Founder's Notes

The Scent of Strategy

The Scent of Strategy

When did perfume become a strategy?

Because it didn't start that way. Four thousand years ago in Mesopotamia, the first fragrance was smoke β€” resins and wood burning upward, a message meant for the gods, not for a billboard. The word itself comes from the Latin per fumum β€” through smoke. That's all it was. A whisper rising through fire. Something sacred, invisible, and deeply honest.

In Egypt, they believed scent was the sweat of the sun god Ra. They buried perfume alongside their dead β€” not to sell anything, not to seduce anyone β€” but because fragrance was the bridge between the living and the eternal. Tapputi, the world's first recorded chemist, was a woman in Babylon distilling flowers and oils not for a brand campaign but for ritual, for meaning, for something she could not name but could feel.

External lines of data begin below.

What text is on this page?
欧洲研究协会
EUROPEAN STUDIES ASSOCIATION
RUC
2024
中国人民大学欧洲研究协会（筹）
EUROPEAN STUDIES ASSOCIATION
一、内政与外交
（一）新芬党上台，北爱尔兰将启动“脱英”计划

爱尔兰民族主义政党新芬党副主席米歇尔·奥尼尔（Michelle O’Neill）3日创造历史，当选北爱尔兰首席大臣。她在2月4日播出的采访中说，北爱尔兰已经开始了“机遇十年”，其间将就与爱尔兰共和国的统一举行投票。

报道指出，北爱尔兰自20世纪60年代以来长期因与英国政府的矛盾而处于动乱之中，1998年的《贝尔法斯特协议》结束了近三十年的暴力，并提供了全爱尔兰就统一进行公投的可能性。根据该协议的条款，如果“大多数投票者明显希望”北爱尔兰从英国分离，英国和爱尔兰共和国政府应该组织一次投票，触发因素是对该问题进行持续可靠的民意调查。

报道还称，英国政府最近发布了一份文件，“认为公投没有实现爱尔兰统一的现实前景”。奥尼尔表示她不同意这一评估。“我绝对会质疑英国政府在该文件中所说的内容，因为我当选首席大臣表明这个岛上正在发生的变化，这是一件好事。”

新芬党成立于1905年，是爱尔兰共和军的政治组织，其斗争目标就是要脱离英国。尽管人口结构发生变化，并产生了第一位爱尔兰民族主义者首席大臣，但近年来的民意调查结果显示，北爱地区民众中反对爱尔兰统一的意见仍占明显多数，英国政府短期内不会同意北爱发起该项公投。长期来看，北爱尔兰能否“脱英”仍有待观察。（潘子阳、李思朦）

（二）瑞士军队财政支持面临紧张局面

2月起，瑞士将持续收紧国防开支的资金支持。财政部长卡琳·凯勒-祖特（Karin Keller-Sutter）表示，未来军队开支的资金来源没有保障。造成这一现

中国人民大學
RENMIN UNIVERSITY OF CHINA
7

The Persians had signature scents reserved only for kings. Not because a marketing team told them to. Because scent was identity. It was presence. It was who you were before you even spoke.

And now?

Now everything is a strategy.

I would say that even love and feeling have stopped being natural statements. They have become transactions. Something you perform. Something you post. Something you measure by the reaction it gets rather than the truth it holds.

Big brands spend millions on famous faces and even more on ads engineered to create feelings they think you want. They study your insecurities. They map your desires. They hand you a bottle and tell you this is who you could be β€” if only you buy it, spray it, become it. But it is the desire they are selling. Not the essence. Not who you actually are.

There is a difference between wanting to smell like yourself and wanting to smell like an idea someone else designed for you.

Perfume was born as prayer. As identity. As presence. Somewhere along the way, it became packaging.

And I think that's the real question β€” not which fragrance to wear, but whether you are still choosing from your own skin, your own memory, your own truth. Or whether you are wearing someone else's strategy and calling it yours.

The smoke still rises. But who is it speaking to now?